もっとも、この思考実験の最中に、東工大扇沢教授の実験室から、プレス機を用いたアクリルポリマーの混練の研究や、PPSと4,6ナイロンの混練をその場観察した研究論文の発表があり、思考実験のレベルは急速に上がって、「素人は黙っとれ」という言葉に巡り合っている。


カオス混合プラントを3カ月で立ち上げ、量産開始までに押出成形歩留まりを100%まで引き上げる成果を出しても出世できなかった。そこで55歳に早期退職を決意したところ、環境対応樹脂の開発を役員から命じられた。


好きなようにやってよい、と言われたので、名古屋市長に高分子廃材の相談をしていたこともあり、高分子廃材から再生プラスチックを環境対応樹脂として開発する企画とした。


直後名古屋市の秘書室から、名古屋でのPETボトル以外の細かい分別回収は見直すことになった、との手紙をもらい、PETボトル廃材を用いたPC/PETの開発を提案している。


すると、同じようにPET廃材企画を考えていた人物から、70%以上PET廃材が入っていなければだめだ、と横やりが入った。70%以上PETを含む樹脂を難燃化するよりもPC/PETのほうが易しいが、データ駆動の方法やカオス混合の事例を増やす良いチャンスだった。
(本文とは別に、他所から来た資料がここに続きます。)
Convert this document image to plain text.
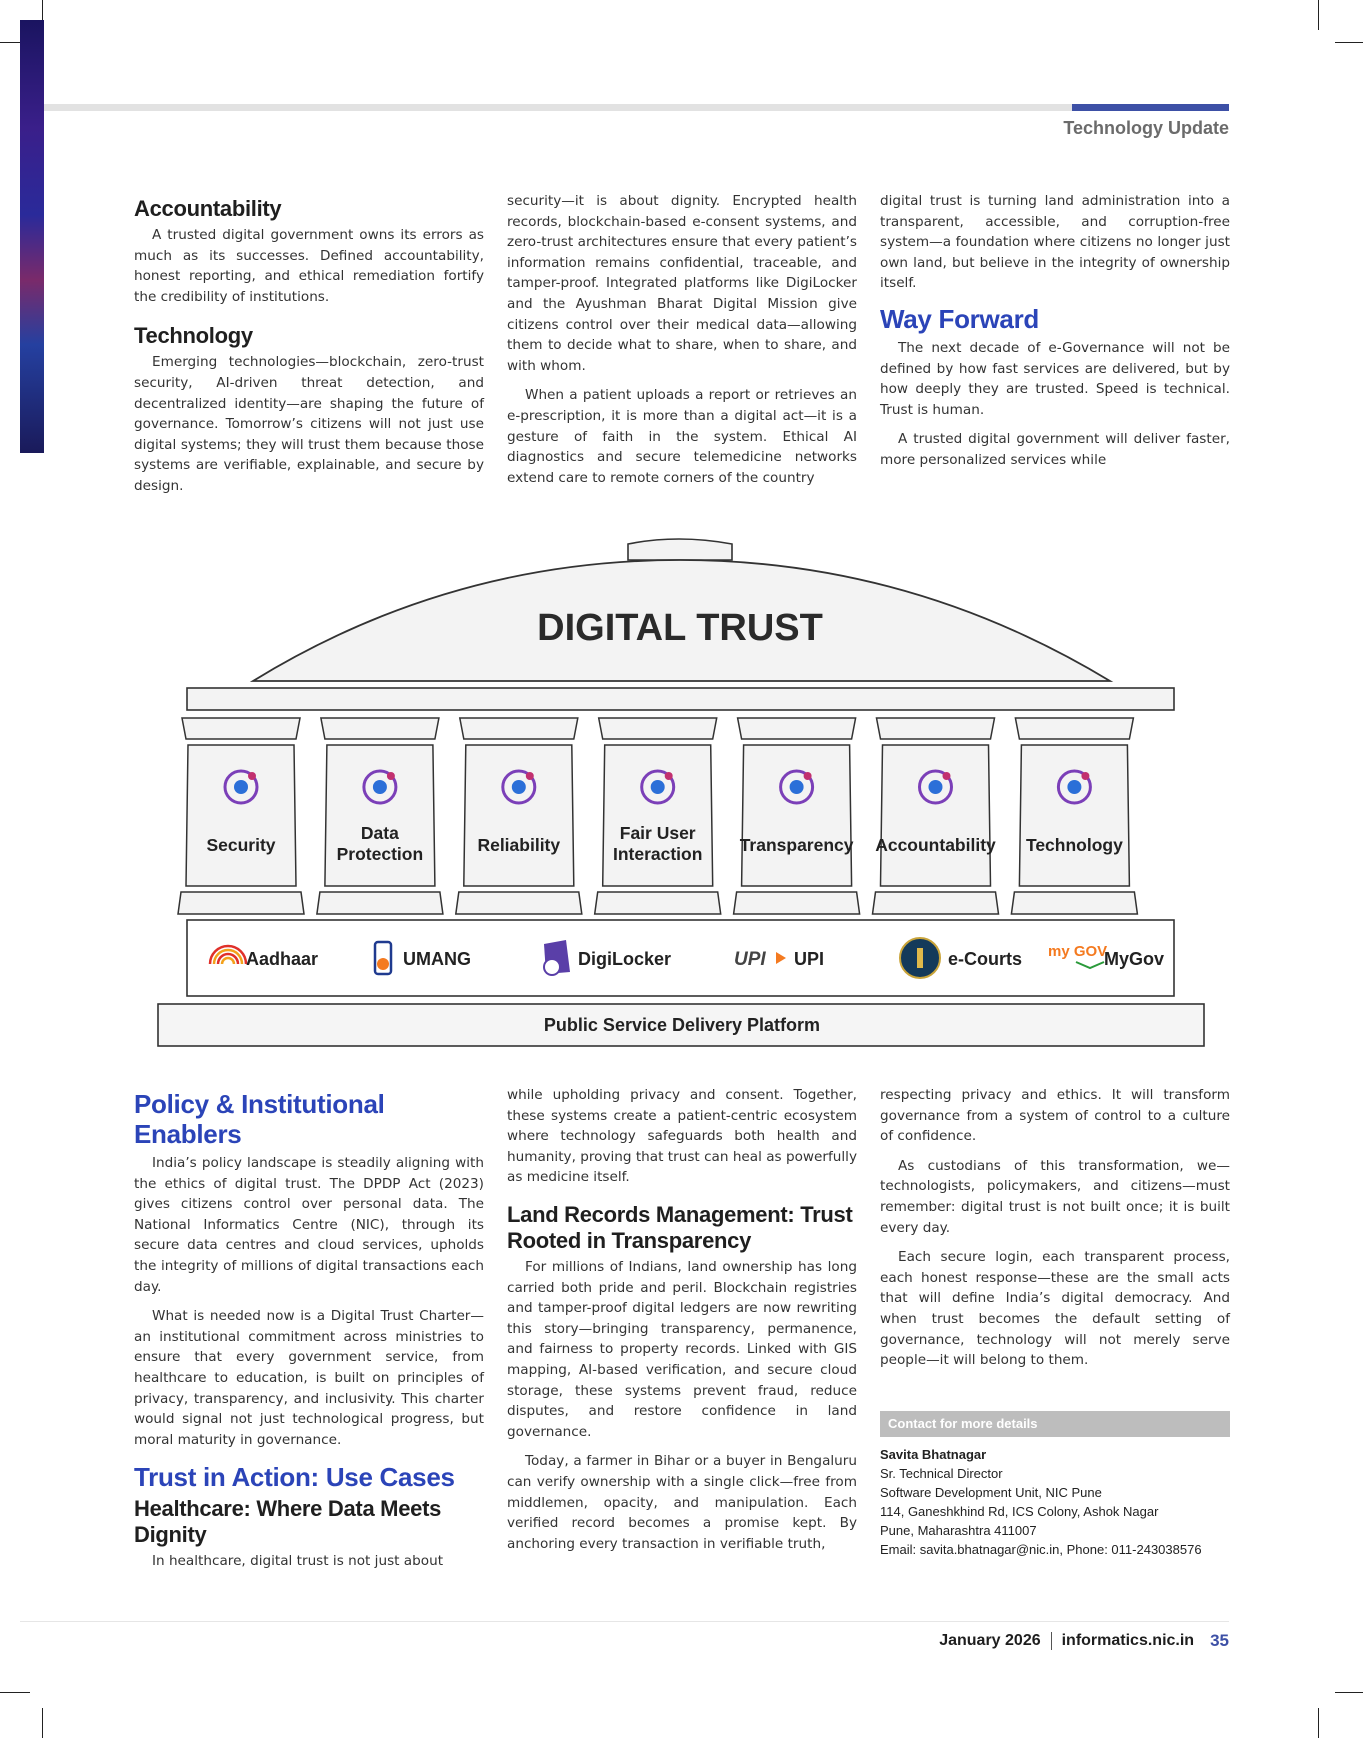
Technology Update
Accountability

A trusted digital government owns its errors as much as its successes. Defined accountability, honest reporting, and ethical remediation fortify the credibility of institutions.

Technology

Emerging technologies—blockchain, zero-trust security, AI-driven threat detection, and decentralized identity—are shaping the future of governance. Tomorrow’s citizens will not just use digital systems; they will trust them because those systems are verifiable, explainable, and secure by design.

security—it is about dignity. Encrypted health records, blockchain-based e-consent systems, and zero-trust architectures ensure that every patient’s information remains confidential, traceable, and tamper-proof. Integrated platforms like DigiLocker and the Ayushman Bharat Digital Mission give citizens control over their medical data—allowing them to decide what to share, when to share, and with whom.

When a patient uploads a report or retrieves an e-prescription, it is more than a digital act—it is a gesture of faith in the system. Ethical AI diagnostics and secure telemedicine networks extend care to remote corners of the country

digital trust is turning land administration into a transparent, accessible, and corruption-free system—a foundation where citizens no longer just own land, but believe in the integrity of ownership itself.

Way Forward

The next decade of e-Governance will not be defined by how fast services are delivered, but by how deeply they are trusted. Speed is technical. Trust is human.

A trusted digital government will deliver faster, more personalized services while

DIGITAL TRUST
Security
Data Protection	Reliability
Fair User Interaction Transparency Accountability Technology
Aadhaar	UMANG	DigiLocker	UPI UPI	e-Courts my GOV
MyGov
Public Service Delivery Platform
Policy & Institutional Enablers

India’s policy landscape is steadily aligning with the ethics of digital trust. The DPDP Act (2023) gives citizens control over personal data. The National Informatics Centre (NIC), through its secure data centres and cloud services, upholds the integrity of millions of digital transactions each day.

What is needed now is a Digital Trust Charter—an institutional commitment across ministries to ensure that every government service, from healthcare to education, is built on principles of privacy, transparency, and inclusivity. This charter would signal not just technological progress, but moral maturity in governance.

Trust in Action: Use Cases
Healthcare: Where Data Meets Dignity

In healthcare, digital trust is not just about

while upholding privacy and consent. Together, these systems create a patient-centric ecosystem where technology safeguards both health and humanity, proving that trust can heal as powerfully as medicine itself.

Land Records Management: Trust Rooted in Transparency

For millions of Indians, land ownership has long carried both pride and peril. Blockchain registries and tamper-proof digital ledgers are now rewriting this story—bringing transparency, permanence, and fairness to property records. Linked with GIS mapping, AI-based verification, and secure cloud storage, these systems prevent fraud, reduce disputes, and restore confidence in land governance.

Today, a farmer in Bihar or a buyer in Bengaluru can verify ownership with a single click—free from middlemen, opacity, and manipulation. Each verified record becomes a promise kept. By anchoring every transaction in verifiable truth,

respecting privacy and ethics. It will transform governance from a system of control to a culture of confidence.

As custodians of this transformation, we—technologists, policymakers, and citizens—must remember: digital trust is not built once; it is built every day.

Each secure login, each transparent process, each honest response—these are the small acts that will define India’s digital democracy. And when trust becomes the default setting of governance, technology will not merely serve people—it will belong to them.

Contact for more details
Savita Bhatnagar
Sr. Technical Director
Software Development Unit, NIC Pune
114, Ganeshkhind Rd, ICS Colony, Ashok Nagar
Pune, Maharashtra 411007
Email: savita.bhatnagar@nic.in, Phone: 011-243038576
January 2026 informatics.nic.in 35
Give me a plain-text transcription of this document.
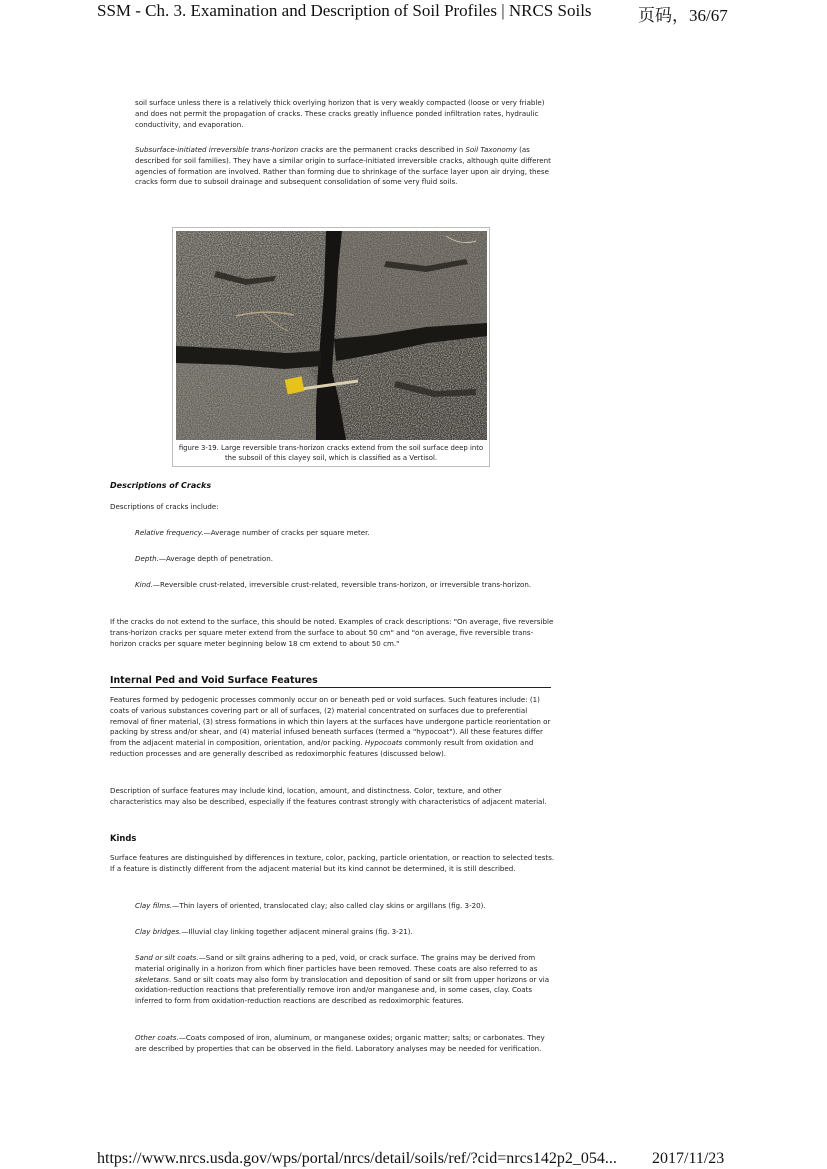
SSM - Ch. 3. Examination and Description of Soil Profiles | NRCS Soils	页码，36/67

soil surface unless there is a relatively thick overlying horizon that is very weakly compacted (loose or very friable) and does not permit the propagation of cracks. These cracks greatly influence ponded infiltration rates, hydraulic conductivity, and evaporation.

Subsurface-initiated irreversible trans-horizon cracks are the permanent cracks described in Soil Taxonomy (as described for soil families). They have a similar origin to surface-initiated irreversible cracks, although quite different agencies of formation are involved. Rather than forming due to shrinkage of the surface layer upon air drying, these cracks form due to subsoil drainage and subsequent consolidation of some very fluid soils.

figure 3-19. Large reversible trans-horizon cracks extend from the soil surface deep into the subsoil of this clayey soil, which is classified as a Vertisol.
Descriptions of Cracks

Descriptions of cracks include:

Relative frequency.—Average number of cracks per square meter.

Depth.—Average depth of penetration.

Kind.—Reversible crust-related, irreversible crust-related, reversible trans-horizon, or irreversible trans-horizon.

If the cracks do not extend to the surface, this should be noted. Examples of crack descriptions: "On average, five reversible trans-horizon cracks per square meter extend from the surface to about 50 cm" and "on average, five reversible trans-horizon cracks per square meter beginning below 18 cm extend to about 50 cm."

Internal Ped and Void Surface Features

Features formed by pedogenic processes commonly occur on or beneath ped or void surfaces. Such features include: (1) coats of various substances covering part or all of surfaces, (2) material concentrated on surfaces due to preferential removal of finer material, (3) stress formations in which thin layers at the surfaces have undergone particle reorientation or packing by stress and/or shear, and (4) material infused beneath surfaces (termed a "hypocoat"). All these features differ from the adjacent material in composition, orientation, and/or packing. Hypocoats commonly result from oxidation and reduction processes and are generally described as redoximorphic features (discussed below).

Description of surface features may include kind, location, amount, and distinctness. Color, texture, and other characteristics may also be described, especially if the features contrast strongly with characteristics of adjacent material.

Kinds

Surface features are distinguished by differences in texture, color, packing, particle orientation, or reaction to selected tests. If a feature is distinctly different from the adjacent material but its kind cannot be determined, it is still described.

Clay films.—Thin layers of oriented, translocated clay; also called clay skins or argillans (fig. 3-20).

Clay bridges.—Illuvial clay linking together adjacent mineral grains (fig. 3-21).

Sand or silt coats.—Sand or silt grains adhering to a ped, void, or crack surface. The grains may be derived from material originally in a horizon from which finer particles have been removed. These coats are also referred to as skeletans. Sand or silt coats may also form by translocation and deposition of sand or silt from upper horizons or via oxidation-reduction reactions that preferentially remove iron and/or manganese and, in some cases, clay. Coats inferred to form from oxidation-reduction reactions are described as redoximorphic features.

Other coats.—Coats composed of iron, aluminum, or manganese oxides; organic matter; salts; or carbonates. They are described by properties that can be observed in the field. Laboratory analyses may be needed for verification.

https://www.nrcs.usda.gov/wps/portal/nrcs/detail/soils/ref/?cid=nrcs142p2_054... 2017/11/23
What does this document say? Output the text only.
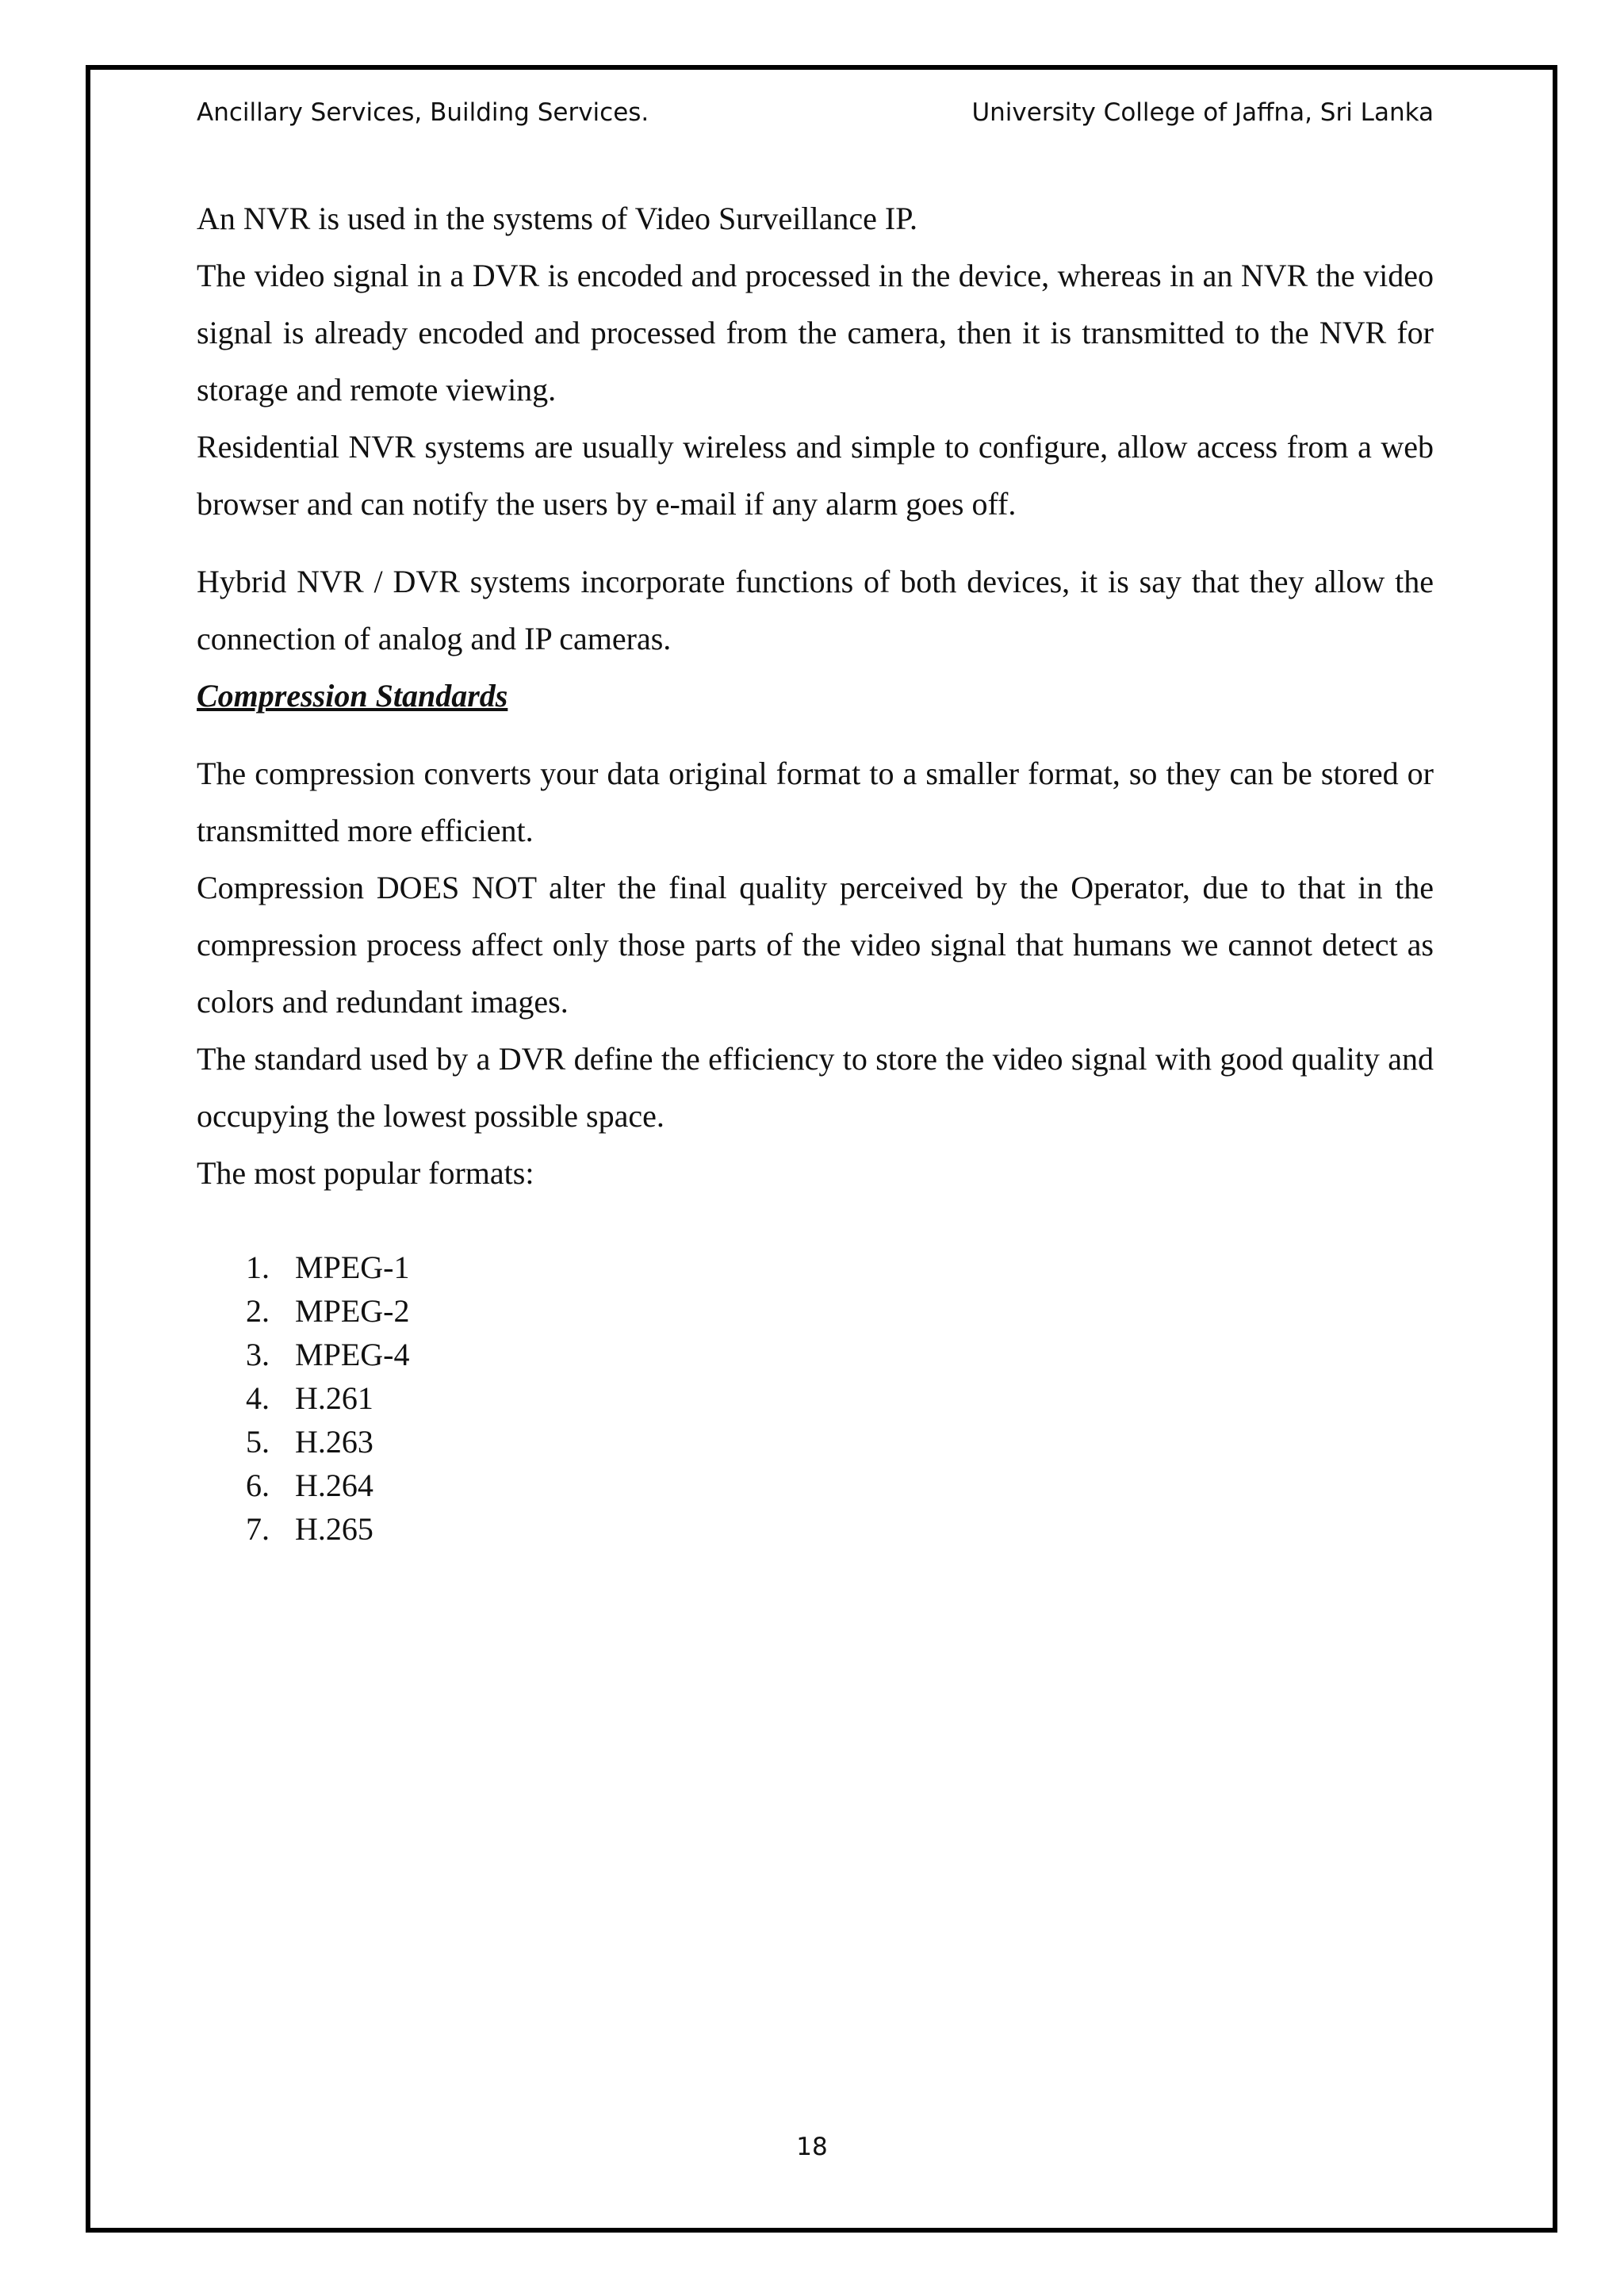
Ancillary Services, Building Services.	University College of Jaffna, Sri Lanka

An NVR is used in the systems of Video Surveillance IP.

The video signal in a DVR is encoded and processed in the device, whereas in an NVR the video signal is already encoded and processed from the camera, then it is transmitted to the NVR for storage and remote viewing.

Residential NVR systems are usually wireless and simple to configure, allow access from a web browser and can notify the users by e-mail if any alarm goes off.

Hybrid NVR / DVR systems incorporate functions of both devices, it is say that they allow the connection of analog and IP cameras.

Compression Standards

The compression converts your data original format to a smaller format, so they can be stored or transmitted more efficient.

Compression DOES NOT alter the final quality perceived by the Operator, due to that in the compression process affect only those parts of the video signal that humans we cannot detect as colors and redundant images.

The standard used by a DVR define the efficiency to store the video signal with good quality and occupying the lowest possible space.

The most popular formats:

1. MPEG-1
2. MPEG-2
3. MPEG-4
4. H.261
5. H.263
6. H.264
7. H.265
18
そこで、退職日を2011年3月11日(金)に設定して、期待通りの再生プラスチックを開発した。この材料は退職後の2012年に社長賞を受賞している。


(注)カオス混合プラントの立ち上げには3か月かかったが、高純度SiCの実証には4日で成功している。研究開発というのはそれに投入した時間で成果の大小は決まらない。「素人は黙っとれ」発言から、3カ月でカオス混合プラントは成功している。高純度SiCの実証実験は、ゴム会社の人事部長から無機材質研究所所長にかかってきた、当方の昇進試験の結果通知から始まっている。何がきっかけで発明が成功するのか、神のみぞ知る、と思っている。そのために誠実真摯に日々努力する必要があるのだ。サラリーマンの昇進は、神の指示でもないので、それが期待通りでないことを嘆く必要はない。間違った判断をした上司を恨んでみても仕方がないのである。日産自動車の社長の事例や、ホンダの役員の辞職を見れば、出世が必ずしも人生の幸福に結びつくわけではない。誠実真摯に努力し、思い通りにならない時に、突然現れる幸不幸の分かりにくいチャンスに、やはり誠実真摯に挑戦する、これが成功した時の感動は計り知れないほどの喜びである。このような喜びはお金では買えない。誠実真摯な努力の賜物であることを知ると、ドラッカーの言葉の深い意味を理解することになる。